Meskipun Persekutuan Gereja Minta Maaf tetapi luka mendalam bagi umat islam

Meskipun pihak yang mengatasnamakan PGI atau Persekutuan Gereja-gereja se Indonesia meminta maaf secara terbuka tetapi masih saja luka mendalam bagi umat islam,atas aksi penyerangan gerombolan massa GIDI di Papua.
Dirjen Bimas Kristen Kementerian Agama, Odhita R Hutabarat mengatakan, Persekutuan Gereja-gereja di Indonesia (PGI) meminta maaf secara terbuka kepada Umat Muslim Indonesia pada Sabtu (18/7). PGI akan memberikan keterangan kasus Tolikara sekaligus menyampaikan permintaan maafnya melewati media.
"Tentang peristiwa itu, kita minta PGI untuk memberikan keterangan dan menyampaikan maaf kepada umat Islam lewat pers," kata Odhita lewat siaran persnya pada Republika, Jumat (17/7).

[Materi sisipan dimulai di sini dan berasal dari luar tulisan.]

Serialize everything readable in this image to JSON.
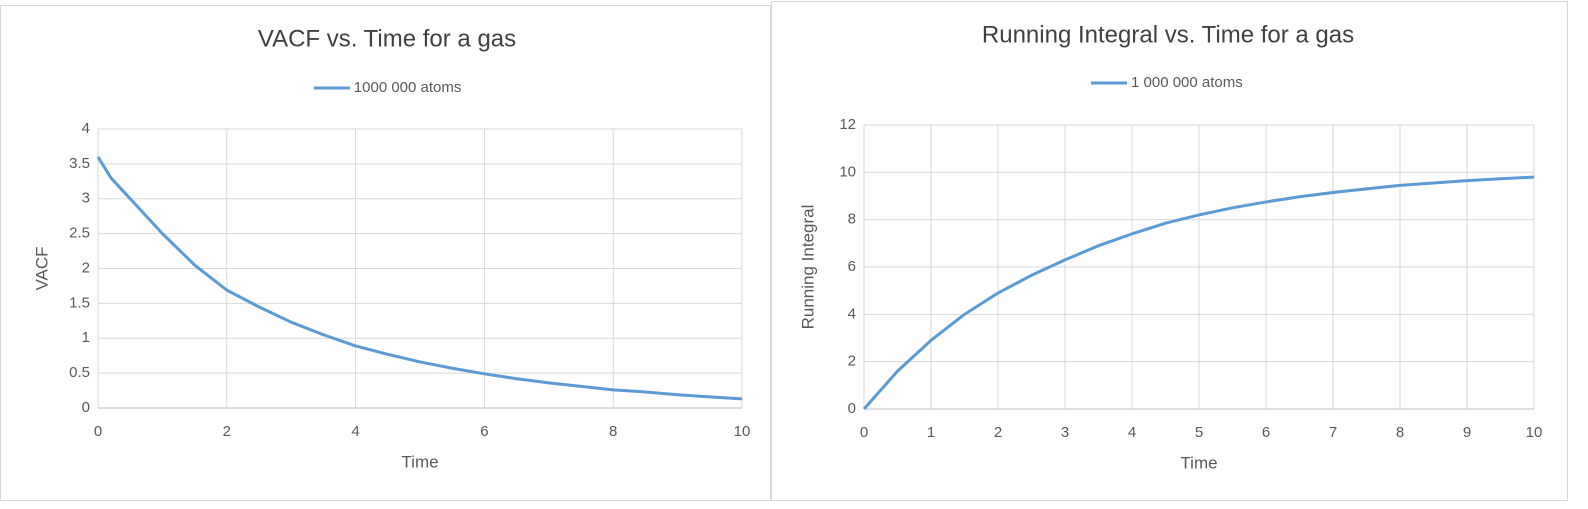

Baca juga : Bukan terbakar tetapi masjid di papua sengaja di bakar massa gereja Injili


Menurut dia, pihaknya sudah mengambil langkah untuk menyelesaikan kasus pembakaran masjid di Tolikara, Wamena Papua pada Jumat (17/7). Ia juga mengaku sudah menghubungi Ketua Sinode Gereja Injili Di Indonesia (GIDI) untuk menjelaskan surat larangan shalat Ied yang sudah beredar di media massa tersebut. "Kita sudah menghubungi Sinode GIDI untuk berikan penjelasan kronologi kejadian," katanya. 

Dia juga meminta GIDI sebagai pelaku dalam peristiwa itu mengirimkan surat permohonan maaf kepada umat Islam lewat Kemenag. GIDI, kata Odhita, akan segera mengirim surat itu secepatnya melalui emailnya dan akan disampaikan kepada umat Islam di Indonesia.

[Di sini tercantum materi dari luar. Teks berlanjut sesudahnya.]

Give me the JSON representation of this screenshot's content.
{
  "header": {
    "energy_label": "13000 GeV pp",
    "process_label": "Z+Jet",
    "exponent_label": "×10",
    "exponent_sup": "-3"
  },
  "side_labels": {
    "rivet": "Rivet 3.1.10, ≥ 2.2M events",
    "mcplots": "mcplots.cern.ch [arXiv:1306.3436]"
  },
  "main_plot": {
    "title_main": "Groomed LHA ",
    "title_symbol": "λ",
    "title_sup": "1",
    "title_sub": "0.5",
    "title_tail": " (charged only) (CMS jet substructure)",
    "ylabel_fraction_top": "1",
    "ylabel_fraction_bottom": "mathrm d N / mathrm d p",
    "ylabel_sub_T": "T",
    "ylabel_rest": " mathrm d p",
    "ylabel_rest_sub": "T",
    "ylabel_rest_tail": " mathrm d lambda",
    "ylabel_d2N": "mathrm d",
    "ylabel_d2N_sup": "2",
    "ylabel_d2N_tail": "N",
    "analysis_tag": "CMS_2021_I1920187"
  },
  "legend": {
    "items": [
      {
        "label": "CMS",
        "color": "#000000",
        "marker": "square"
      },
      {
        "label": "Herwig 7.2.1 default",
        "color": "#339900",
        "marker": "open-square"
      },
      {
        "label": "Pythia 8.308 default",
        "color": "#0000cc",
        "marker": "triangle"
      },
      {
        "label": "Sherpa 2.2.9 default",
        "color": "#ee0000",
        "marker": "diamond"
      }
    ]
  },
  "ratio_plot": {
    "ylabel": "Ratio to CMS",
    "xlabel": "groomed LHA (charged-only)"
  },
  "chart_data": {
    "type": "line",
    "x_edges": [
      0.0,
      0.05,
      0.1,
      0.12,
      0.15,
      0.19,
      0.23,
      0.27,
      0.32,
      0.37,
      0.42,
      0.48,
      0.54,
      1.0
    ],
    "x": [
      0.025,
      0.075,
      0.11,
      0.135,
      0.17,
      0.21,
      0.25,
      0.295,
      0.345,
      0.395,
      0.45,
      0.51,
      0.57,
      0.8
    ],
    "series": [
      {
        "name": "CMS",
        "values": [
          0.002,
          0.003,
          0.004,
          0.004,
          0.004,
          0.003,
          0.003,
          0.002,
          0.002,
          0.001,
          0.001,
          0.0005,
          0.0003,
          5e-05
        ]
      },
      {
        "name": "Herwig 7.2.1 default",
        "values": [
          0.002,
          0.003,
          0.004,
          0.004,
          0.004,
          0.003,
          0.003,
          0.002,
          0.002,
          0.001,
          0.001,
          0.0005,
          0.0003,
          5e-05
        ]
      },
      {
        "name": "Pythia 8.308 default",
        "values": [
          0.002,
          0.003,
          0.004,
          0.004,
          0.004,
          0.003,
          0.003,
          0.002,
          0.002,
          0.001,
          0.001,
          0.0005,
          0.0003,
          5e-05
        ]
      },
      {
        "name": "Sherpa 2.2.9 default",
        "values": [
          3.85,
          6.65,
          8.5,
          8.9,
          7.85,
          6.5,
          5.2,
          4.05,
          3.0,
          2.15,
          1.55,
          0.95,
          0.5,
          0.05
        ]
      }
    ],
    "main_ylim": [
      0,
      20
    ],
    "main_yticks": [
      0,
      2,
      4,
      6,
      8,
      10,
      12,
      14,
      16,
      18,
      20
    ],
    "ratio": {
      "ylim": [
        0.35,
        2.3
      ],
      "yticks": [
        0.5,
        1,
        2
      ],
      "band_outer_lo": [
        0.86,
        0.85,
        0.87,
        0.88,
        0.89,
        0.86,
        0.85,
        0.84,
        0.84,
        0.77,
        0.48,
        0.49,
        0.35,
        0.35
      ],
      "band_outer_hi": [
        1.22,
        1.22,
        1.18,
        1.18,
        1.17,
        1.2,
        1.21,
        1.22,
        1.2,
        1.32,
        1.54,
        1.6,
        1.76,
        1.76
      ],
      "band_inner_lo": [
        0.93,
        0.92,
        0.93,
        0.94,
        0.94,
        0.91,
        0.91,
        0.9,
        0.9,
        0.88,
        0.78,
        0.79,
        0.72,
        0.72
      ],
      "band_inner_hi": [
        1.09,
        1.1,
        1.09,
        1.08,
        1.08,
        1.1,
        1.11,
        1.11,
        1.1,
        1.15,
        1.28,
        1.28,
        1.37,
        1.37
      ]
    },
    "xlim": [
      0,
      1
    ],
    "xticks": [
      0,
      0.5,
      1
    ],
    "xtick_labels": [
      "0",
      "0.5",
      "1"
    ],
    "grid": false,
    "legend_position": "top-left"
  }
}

Bukan saja GIDI, induk organisasinya yaitu Persekutuan Gereja dan Lembaga Injili Indonesia (PGLII) juga diajak ikut serta menyelesaikan kasus itu. PGLII diharapkannya segera mengambil langkah strategis untuk menyikapi peristiwaa Tolikara dan ikut menyampaikan permintaan maaf pada umat Islam. 

Atas nama umat kristen, Odhita menyatakan keprihatinannya kepada umat Islam di Tolikara. Apalagi kejadian itu terjadi saat hari kemenangan bagi umat Islam, khususnya di Papua. Ia berharap kasus Tolikara itu dapat diselesaikan sesuai dengan Undang-undang yang berlaku.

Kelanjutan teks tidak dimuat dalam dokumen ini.